"La Cour place le salarié dans une situation extrêmement favorable"

Dans une interview à laTribune.fr, maître Stéphane Béal, avocat associé, directeur adjoint du département droit social du cabinet Fidal, explique dans quels cas la "prise d'acte" est possible et quelle stratégie le cadre peut employer pour transformer une démission en licenciement avec indemnités.

La Tribune.- Comment s'est construite la jurisprudence sur la prise d'acte ?

Stéphane Béal.- La prise d'acte est le résultat d'une saga dans laquelle le juriste doit faire preuve de sagacité. Tout commence le 26 septembre 2002. La Chambre sociale de la Cour de cassation affirme que lorsque le salarié décide d'une prise d'acte, l'employeur a obligatoirement commis une faute. Le reproche invoqué est-il justifié ou non, peu importe, le salarié recevra les indemnités, importante, correspondant à un licenciement sans cause réelle et sérieuse de la part de l'employeur. La Cour place donc le salarié dans une situation extrêmement favorable.

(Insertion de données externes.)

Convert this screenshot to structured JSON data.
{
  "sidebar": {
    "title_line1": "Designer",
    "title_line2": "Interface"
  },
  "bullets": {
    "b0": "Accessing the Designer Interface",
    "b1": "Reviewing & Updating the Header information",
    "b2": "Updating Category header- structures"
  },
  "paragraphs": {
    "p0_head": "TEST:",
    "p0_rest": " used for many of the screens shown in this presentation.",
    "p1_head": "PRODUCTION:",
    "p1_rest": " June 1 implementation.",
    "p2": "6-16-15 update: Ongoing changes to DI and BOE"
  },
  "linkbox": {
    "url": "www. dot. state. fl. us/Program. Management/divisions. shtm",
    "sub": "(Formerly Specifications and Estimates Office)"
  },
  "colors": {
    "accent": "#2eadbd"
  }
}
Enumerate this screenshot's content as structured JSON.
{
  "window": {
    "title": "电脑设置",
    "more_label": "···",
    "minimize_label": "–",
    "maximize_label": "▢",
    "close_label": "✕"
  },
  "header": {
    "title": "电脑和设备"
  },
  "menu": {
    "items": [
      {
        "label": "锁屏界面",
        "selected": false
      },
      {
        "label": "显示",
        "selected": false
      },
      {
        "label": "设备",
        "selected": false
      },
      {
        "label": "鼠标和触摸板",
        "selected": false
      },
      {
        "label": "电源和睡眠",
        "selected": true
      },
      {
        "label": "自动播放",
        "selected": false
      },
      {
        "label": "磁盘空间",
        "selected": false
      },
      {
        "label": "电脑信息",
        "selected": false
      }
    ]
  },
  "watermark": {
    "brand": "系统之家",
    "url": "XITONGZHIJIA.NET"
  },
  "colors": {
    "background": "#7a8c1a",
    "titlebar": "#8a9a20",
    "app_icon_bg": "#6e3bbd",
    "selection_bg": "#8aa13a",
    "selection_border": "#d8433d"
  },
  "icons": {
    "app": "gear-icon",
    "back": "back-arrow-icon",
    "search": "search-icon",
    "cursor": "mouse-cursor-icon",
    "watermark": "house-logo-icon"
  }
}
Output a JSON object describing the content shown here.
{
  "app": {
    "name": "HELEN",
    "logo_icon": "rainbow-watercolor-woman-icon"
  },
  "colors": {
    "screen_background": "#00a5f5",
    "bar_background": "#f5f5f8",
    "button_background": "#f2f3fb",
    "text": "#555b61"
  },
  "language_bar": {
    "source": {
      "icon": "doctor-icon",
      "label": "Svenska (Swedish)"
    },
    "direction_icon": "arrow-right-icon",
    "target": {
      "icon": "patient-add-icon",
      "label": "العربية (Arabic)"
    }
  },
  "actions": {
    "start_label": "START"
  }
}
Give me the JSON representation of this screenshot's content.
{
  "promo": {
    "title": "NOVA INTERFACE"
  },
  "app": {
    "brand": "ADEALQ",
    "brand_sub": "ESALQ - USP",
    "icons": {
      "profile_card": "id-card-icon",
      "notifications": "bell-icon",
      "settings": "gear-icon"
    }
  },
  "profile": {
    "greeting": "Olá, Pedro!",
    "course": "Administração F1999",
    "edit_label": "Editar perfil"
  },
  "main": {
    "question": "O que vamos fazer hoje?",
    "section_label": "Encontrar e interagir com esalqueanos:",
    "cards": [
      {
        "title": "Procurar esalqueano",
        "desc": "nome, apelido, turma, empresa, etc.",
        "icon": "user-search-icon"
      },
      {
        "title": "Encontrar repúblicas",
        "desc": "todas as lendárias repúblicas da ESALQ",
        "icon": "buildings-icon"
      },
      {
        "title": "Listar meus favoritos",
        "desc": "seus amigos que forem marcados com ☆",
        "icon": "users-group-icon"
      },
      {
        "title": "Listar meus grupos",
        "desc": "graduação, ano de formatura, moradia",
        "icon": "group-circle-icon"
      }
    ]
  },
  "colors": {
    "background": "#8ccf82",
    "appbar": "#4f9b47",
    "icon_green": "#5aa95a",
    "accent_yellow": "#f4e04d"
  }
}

Après une gestation de neuf mois, le 25 juin 2003, la Cour opère un revirement. Elle exige désormais que le salarié invoque des faits prouvant véritablement une faute avant d'obtenir l'avantage du licenciement sans cause réelle ni sérieuse. Si le motif n'est pas jugé suffisamment sérieux, la prise d'acte sera considérée comme une simple démission. La Cour incite donc le salarié à réfléchir avant d'agir. Ensuite, le débat juridique s'est focalisé sur la priorité à donner à la prise d'acte, où le salarié décide de s'arrêter de travailler, ou à la résiliation judiciaire. Dans ce dernier cas, c'est le tribunal qui décide d'interrompre le contrat de travail. Avec les trois arrêts du 31 octobre 2006, la Cour donne la priorité à l'acte le plus grave, la prise d'acte.

Qu'est ce que cela change pour les cadres ?

Ils doivent désormais réfléchir précisément à leur stratégie de rupture. Le motif invoqué doit être suffisamment grave pour invoquer une prise d'acte. Sinon, l'employeur pourra demander aux tribunaux de l'annuler. S'il y a le moindre doute, le cadre sera bien inspiré de demander la résolution judiciaire. Le tribunal est en effet moins exigeant sur le motif pour l'accorder. Les cadres devront aussi réfléchir à leur situation dans l'entreprise. Si celle-ci se trouve insupportable, mieux vaut demander tout de suite une prise d'acte. Si le salarié peut la supporter, la résolution judiciaire - le salarié est présent dans les locaux jusqu'à ce que le tribunal tranche - sera préférable. Car au cours de ce laps de temps, des négociations sont possibles entre les deux parties. Et le conflit peut se trouver résolu sans intervention du juge.

Quels sont les faits suffisamment graves permettant de justifier une prise d'acte ?

C'est évidemment le non paiement du salaire ou même de certains de ses éléments comme un bonus. Le retard de paiement du salaire, en revanche, n'est pas, en lui-même, suffisant. Le non-paiement des heures supplémentaires peut, lui aussi, permettre une prise d'acte. A condition que le salarié puisse prouver que ces heures ont bien été effectuées. Ce qui n'est pas évident. Le salarié sera alors bien inspiré de choisir, dans ce cas, la voie de la résolution judiciaire. La modification par l'employeur d'éléments du contrat de travail, comme l'introduction sans l'accord du salarié, d'une clause de non-concurrence ou une mobilité géographique, peut donner lieu à prise d'acte. En revanche, en présence d'une clause de mobilité non valable, le salarié sera bien inspiré de demander la résolution judiciaire.